Correlation of sLOX-1 and CSF1 with the pathological progression of hypoxic-ischemic encephalopathy in neonatal rats.

To provide clinical evidence for the management of hypoxic-ischemic encephalopathy (HIE) by analyzing the role of soluble lectin-like oxidized low-density lipoprotein receptor-1 (sLOX-1) and colony-stimulating factor-1 (CSF1) in the disease. We purchased 15 Sprague-Dawley (SD) rat pups and randomized them into five groups (n=3), of which one group was untreated as the control group and the other four were modeled by HIE. After modeling, a group was treated as a model group without any treatment, another group was injected with sLOX-1-silencing lentiviral vector (sLOX-1-si group), and the third and fourth were injected with CSF1-silencing lentiviral vector (CSF1-si group) and an equal amount of normal saline (blank group), respectively.
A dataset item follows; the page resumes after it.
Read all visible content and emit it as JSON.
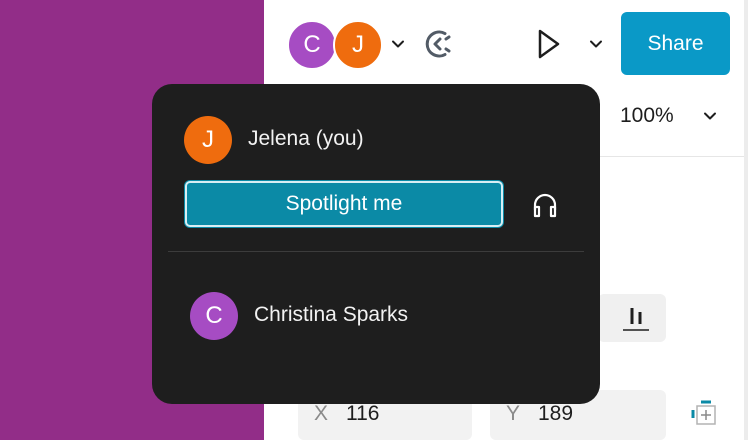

After the corresponding intervention, the rat tissue in each group was obtained to observe the pathological injury by HE and TUNEL staining. In addition, sLOX-1, CSF1, 5-hydroxytryptamine (5-HT), dopamine (DA), and norepinephrine (NE) levels in brain tissue of each group were determined. The model group showed more severe pathological damage of the hippocampus and higher neuronal apoptosis than the control group. Besides, higher sLOX-1 and CSF1 levels and lower 5-HT, DA and NE contents were identified in the model group versus the control group (P<0.05). Compared with the blank group, sLOX-1-si and CSF1-si groups showed significantly alleviated hippocampal damage, inhibited neuronal apoptosis, reduced 5-HT, DA, NE, Bax, and cl-caspase-3, and increased Bcl-2 (P<0.05). Silencing sLOX-1 and CSF1 expression ameliorated the pathological injury of HIE and inhibited neuronal apoptosis.